既然如此,这人的手下给的东西,应该不会投毒吧?

小心的捏了一粒杏脯塞进嘴里,清甜之后便是回酸,总算是压下了药汤古怪的味道。

见青年被酸的眯了眯眼,韩忍不禁有一瞬间的恍惚。

这是你孩子,阿妍。

他不仅与你眉眼相似,喜好相同,就连被酸到时的表情,也与你并无二致。

钟应栩也忍不住柔和了神情,这家伙看起来,完全就是个没长大的孩子,任性娇纵,却又不乏可爱之处。

眼见青年一粒一粒的塞着杏脯,韩忍张了张嘴,想要问问对方,可还记得自己的母亲,想问问,那女子到底是怎么死的,也想问,她有没有提起过一个人……

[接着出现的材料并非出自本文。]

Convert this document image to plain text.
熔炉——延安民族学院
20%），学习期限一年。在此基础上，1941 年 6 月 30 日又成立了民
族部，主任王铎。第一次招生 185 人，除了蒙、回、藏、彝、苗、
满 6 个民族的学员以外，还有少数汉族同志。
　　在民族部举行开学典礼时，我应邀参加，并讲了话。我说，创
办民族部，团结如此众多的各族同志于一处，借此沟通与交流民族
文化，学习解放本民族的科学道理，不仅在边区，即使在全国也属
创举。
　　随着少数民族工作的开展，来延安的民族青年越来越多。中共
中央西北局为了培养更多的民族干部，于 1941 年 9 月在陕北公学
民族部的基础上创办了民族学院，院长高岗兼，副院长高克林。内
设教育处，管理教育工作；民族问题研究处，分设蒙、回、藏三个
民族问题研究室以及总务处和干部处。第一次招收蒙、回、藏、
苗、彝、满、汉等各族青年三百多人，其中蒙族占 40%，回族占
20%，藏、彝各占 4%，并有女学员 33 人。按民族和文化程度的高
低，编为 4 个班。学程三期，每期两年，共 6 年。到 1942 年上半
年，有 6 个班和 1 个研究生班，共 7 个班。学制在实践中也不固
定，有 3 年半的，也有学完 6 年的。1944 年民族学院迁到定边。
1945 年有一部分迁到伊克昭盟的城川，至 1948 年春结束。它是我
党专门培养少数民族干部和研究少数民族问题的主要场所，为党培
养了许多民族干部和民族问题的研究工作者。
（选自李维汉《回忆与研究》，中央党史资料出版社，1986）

可他还是把话咽了回去,同新帝一起,被翻脸不认人的青年赶了出来。

“陛下。”

他垂头拱手,语气紧绷:“陛下所猜测之事,便交由韩某来查罢?”

“这是自然。”

钟应栩正色道:“我这边也会在宫里彻查的。”

“本不该劳陛下费心。”韩忍感激之中,又有几分愧疚:“无论荼九经历了什么,他作恶许多,杀人如麻总是事实,陛下愿意留他性命,韩某便感激不尽了。”

“可韩某一人之力终归有限,不得不厚颜领受陛下好意,麻烦陛下百忙之中,处理这等毫无意义的旧事。”

“应该的。”

钟应栩坦然道:“韩先生从小教导我长大,如同父亲一般,不过是查明尘封的真相罢了,算得什么费心。”

“何况,这也并非毫无意义。”

他轻叹一声,有些怅然:“无论荼九做过什么,如果他曾经也是一个受害者,我自然要还他一份公道。”

“这与他是否作恶,并不相干。”

韩忍欣慰的打量着身量高大的男人,忍不住拍了拍他宽厚的肩膀:“眨眼间,那个会偷偷逃课的少年,也长成了明君的模样啊。”

“公正,宽仁,有决断,有情义……”

他神情怅惘:“我当年决定出走边关,实在是再正确不过的决定了。”

“先生谬赞了。”钟应栩已经年过二十四,却仍旧被夸的有些不好意思:“是先生教得好。”

“不,是陛下学得好。”

师生两人沉默片刻,不由相视一笑,只觉得从打进皇城后,那莫名出现的隔阂突然消散了。

君臣之前,先是师恩似海,亲如父子啊。